RE: Book Recommendations
July 20, 2020 at 9:36 pm
(This post was last modified: July 20, 2020 at 9:40 pm by Belacqua.)
(July 20, 2020 at 8:05 pm)Grandizer Wrote: Honestly some of the books to read for a beginning atheist should also include books written by religious thinkers regardless of whether you agree with them or not. This is to help keep things in perspective and expose oneself to what people really think instead of reading critiques that may end up strawmanning them at times. Helps with improving critical thinking skills as well
I think so too!
No doubt there are a lot of people who stop being Christians for good reasons -- maybe they were raised in a dumb church, or all they know of Christianity is the TV evangelist version. I'm sure it's hard to get past all that. They haven't been exposed to the intelligent people.
The trouble is that on both sides, the most available sources are the media figures and sophists. And people of that type benefit from the illusion that the issue is simple.
The great religious figures whom we all benefit from reading are difficult. It takes time to get what Dante or William Blake are saying.
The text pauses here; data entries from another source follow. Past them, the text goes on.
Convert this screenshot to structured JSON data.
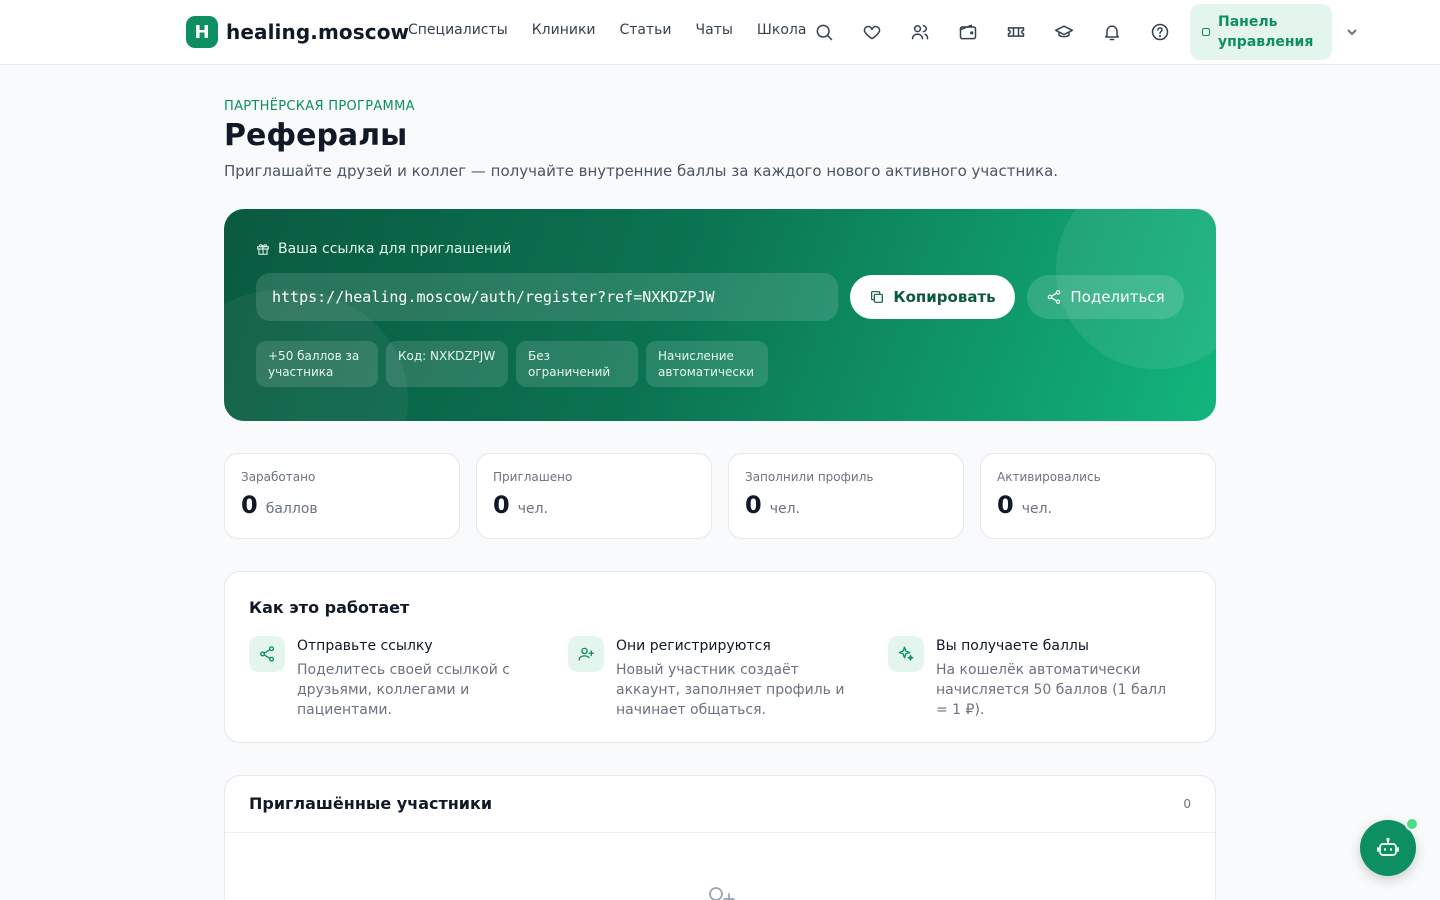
{
  "header": {
    "logo_letter": "H",
    "logo_text": "healing.moscow",
    "nav": [
      "Специалисты",
      "Клиники",
      "Статьи",
      "Чаты",
      "Школа"
    ],
    "icons": [
      "search-icon",
      "heart-icon",
      "users-icon",
      "wallet-icon",
      "ticket-icon",
      "graduation-cap-icon",
      "bell-icon",
      "help-icon"
    ],
    "panel_label": "Панель управления"
  },
  "page": {
    "eyebrow": "ПАРТНЁРСКАЯ ПРОГРАММА",
    "title": "Рефералы",
    "subtitle": "Приглашайте друзей и коллег — получайте внутренние баллы за каждого нового активного участника."
  },
  "hero": {
    "label": "Ваша ссылка для приглашений",
    "link": "https://healing.moscow/auth/register?ref=NXKDZPJW",
    "copy_label": "Копировать",
    "share_label": "Поделиться",
    "chips": [
      "+50 баллов за участника",
      "Код: NXKDZPJW",
      "Без ограничений",
      "Начисление автоматически"
    ]
  },
  "stats": [
    {
      "label": "Заработано",
      "value": "0",
      "unit": "баллов"
    },
    {
      "label": "Приглашено",
      "value": "0",
      "unit": "чел."
    },
    {
      "label": "Заполнили профиль",
      "value": "0",
      "unit": "чел."
    },
    {
      "label": "Активировались",
      "value": "0",
      "unit": "чел."
    }
  ],
  "how": {
    "title": "Как это работает",
    "steps": [
      {
        "icon": "share-icon",
        "title": "Отправьте ссылку",
        "desc": "Поделитесь своей ссылкой с друзьями, коллегами и пациентами."
      },
      {
        "icon": "user-plus-icon",
        "title": "Они регистрируются",
        "desc": "Новый участник создаёт аккаунт, заполняет профиль и начинает общаться."
      },
      {
        "icon": "sparkles-icon",
        "title": "Вы получаете баллы",
        "desc": "На кошелёк автоматически начисляется 50 баллов (1 балл = 1 ₽)."
      }
    ]
  },
  "invited": {
    "title": "Приглашённые участники",
    "count": "0"
  },
  "colors": {
    "brand": "#0d8f62",
    "hero_dark": "#0a5a40",
    "hero_light": "#12b57d"
  }
}
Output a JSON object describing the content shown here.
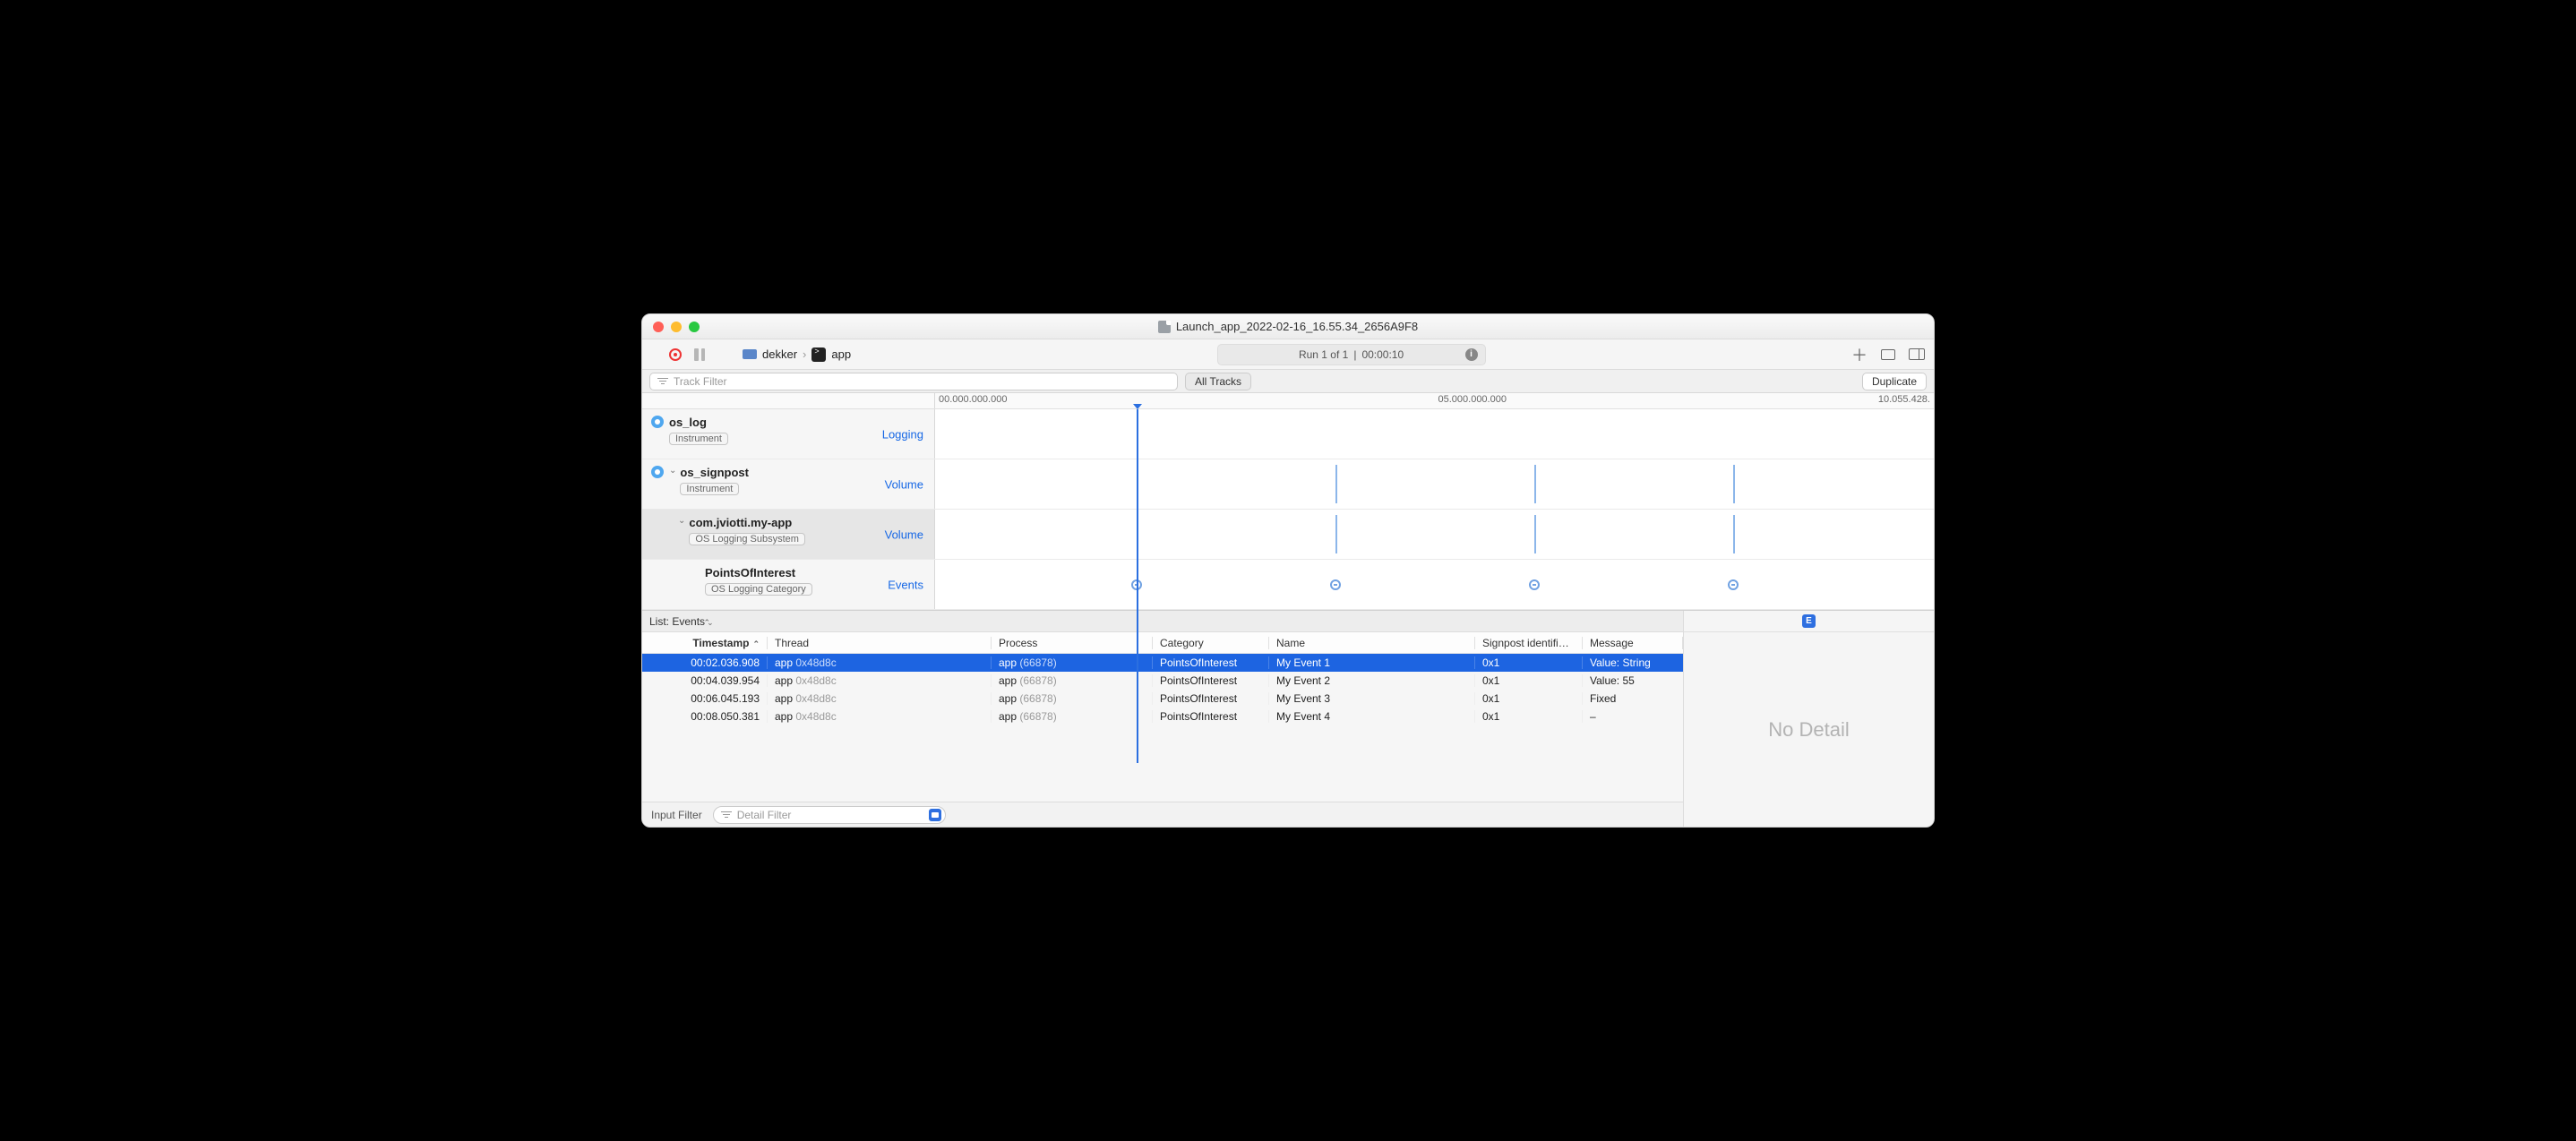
{
  "window": {
    "title": "Launch_app_2022-02-16_16.55.34_2656A9F8"
  },
  "toolbar": {
    "device": "dekker",
    "target": "app",
    "run_label": "Run 1 of 1",
    "run_time": "00:00:10"
  },
  "filterbar": {
    "track_filter_placeholder": "Track Filter",
    "all_tracks": "All Tracks",
    "duplicate": "Duplicate"
  },
  "ruler": {
    "t0": "00.000.000.000",
    "t5": "05.000.000.000",
    "t10": "10.055.428."
  },
  "tracks": {
    "os_log": {
      "title": "os_log",
      "tag": "Instrument",
      "metric": "Logging"
    },
    "os_signpost": {
      "title": "os_signpost",
      "tag": "Instrument",
      "metric": "Volume"
    },
    "subsystem": {
      "title": "com.jviotti.my-app",
      "tag": "OS Logging Subsystem",
      "metric": "Volume"
    },
    "poi": {
      "title": "PointsOfInterest",
      "tag": "OS Logging Category",
      "metric": "Events"
    }
  },
  "list": {
    "popup": "List: Events",
    "columns": {
      "timestamp": "Timestamp",
      "thread": "Thread",
      "process": "Process",
      "category": "Category",
      "name": "Name",
      "signpost": "Signpost identifi…",
      "message": "Message"
    },
    "rows": [
      {
        "ts": "00:02.036.908",
        "thread_a": "app",
        "thread_b": "0x48d8c",
        "proc_a": "app",
        "proc_b": "(66878)",
        "cat": "PointsOfInterest",
        "name": "My Event 1",
        "sig": "0x1",
        "msg": "Value: String"
      },
      {
        "ts": "00:04.039.954",
        "thread_a": "app",
        "thread_b": "0x48d8c",
        "proc_a": "app",
        "proc_b": "(66878)",
        "cat": "PointsOfInterest",
        "name": "My Event 2",
        "sig": "0x1",
        "msg": "Value: 55"
      },
      {
        "ts": "00:06.045.193",
        "thread_a": "app",
        "thread_b": "0x48d8c",
        "proc_a": "app",
        "proc_b": "(66878)",
        "cat": "PointsOfInterest",
        "name": "My Event 3",
        "sig": "0x1",
        "msg": "Fixed"
      },
      {
        "ts": "00:08.050.381",
        "thread_a": "app",
        "thread_b": "0x48d8c",
        "proc_a": "app",
        "proc_b": "(66878)",
        "cat": "PointsOfInterest",
        "name": "My Event 4",
        "sig": "0x1",
        "msg": "–"
      }
    ]
  },
  "detail": {
    "no_detail": "No Detail",
    "badge": "E"
  },
  "footer": {
    "input_filter": "Input Filter",
    "detail_filter_placeholder": "Detail Filter"
  },
  "event_positions_pct": [
    20.2,
    40.1,
    60.0,
    79.9
  ]
}
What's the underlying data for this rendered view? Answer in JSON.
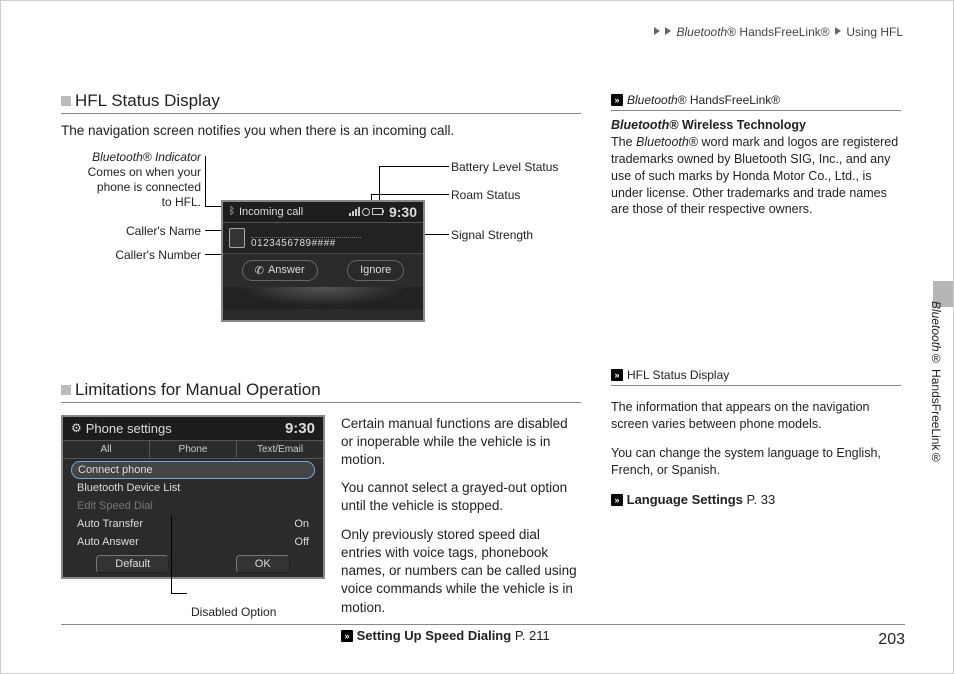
{
  "breadcrumb": {
    "seg1_em": "Bluetooth",
    "seg1_sym": "®",
    "seg1_rest": " HandsFreeLink®",
    "seg2": "Using HFL"
  },
  "section1": {
    "heading": "HFL Status Display",
    "intro": "The navigation screen notifies you when there is an incoming call.",
    "callouts": {
      "bt_indicator_l1": "Bluetooth® Indicator",
      "bt_indicator_l2": "Comes on when your",
      "bt_indicator_l3": "phone is connected",
      "bt_indicator_l4": "to HFL.",
      "caller_name": "Caller's Name",
      "caller_number": "Caller's Number",
      "battery": "Battery Level Status",
      "roam": "Roam Status",
      "signal": "Signal Strength"
    },
    "shot": {
      "title": "Incoming call",
      "time": "9:30",
      "number": "0123456789####",
      "answer": "Answer",
      "ignore": "Ignore"
    }
  },
  "section2": {
    "heading": "Limitations for Manual Operation",
    "shot": {
      "title": "Phone settings",
      "time": "9:30",
      "tabs": {
        "all": "All",
        "phone": "Phone",
        "text": "Text/Email"
      },
      "items": {
        "connect": "Connect phone",
        "bdl": "Bluetooth Device List",
        "esd": "Edit Speed Dial",
        "at": "Auto Transfer",
        "at_val": "On",
        "aa": "Auto Answer",
        "aa_val": "Off"
      },
      "buttons": {
        "default": "Default",
        "ok": "OK"
      }
    },
    "disabled_callout": "Disabled Option",
    "paras": {
      "p1": "Certain manual functions are disabled or inoperable while the vehicle is in motion.",
      "p2": "You cannot select a grayed-out option until the vehicle is stopped.",
      "p3": "Only previously stored speed dial entries with voice tags, phonebook names, or numbers can be called using voice commands while the vehicle is in motion."
    },
    "ref": {
      "label": "Setting Up Speed Dialing",
      "page": "P. 211"
    }
  },
  "sidebar": {
    "block1": {
      "head_em": "Bluetooth",
      "head_rest": "® HandsFreeLink®",
      "title_em": "Bluetooth",
      "title_rest": "® Wireless Technology",
      "body_pre": "The ",
      "body_em": "Bluetooth",
      "body_post": "® word mark and logos are registered trademarks owned by Bluetooth SIG, Inc., and any use of such marks by Honda Motor Co., Ltd., is under license. Other trademarks and trade names are those of their respective owners."
    },
    "block2": {
      "head": "HFL Status Display",
      "p1": "The information that appears on the navigation screen varies between phone models.",
      "p2": "You can change the system language to English, French, or Spanish.",
      "ref_label": "Language Settings",
      "ref_page": "P. 33"
    }
  },
  "sidetab": {
    "em": "Bluetooth",
    "rest": "® HandsFreeLink®"
  },
  "page_number": "203"
}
And this is not something that people in sound-bite culture can manage.
I remember mentioning Nicholas of Cusa to someone on an Internet forum. (Cusanus was a cardinal and important mathematician, who suggested a non-geocentric universe 70 years before Galileo.) The person I was talking with did a quick skim of Wikipedia and came back to announce that all of Nicholas' thought was crap. The time stamp on the posts indicated that he had devoted about 4 minutes to his study. When people graduate from Four-Minutes of Wikipedia University with that much confidence, you know that things are not operating at an intelligent level.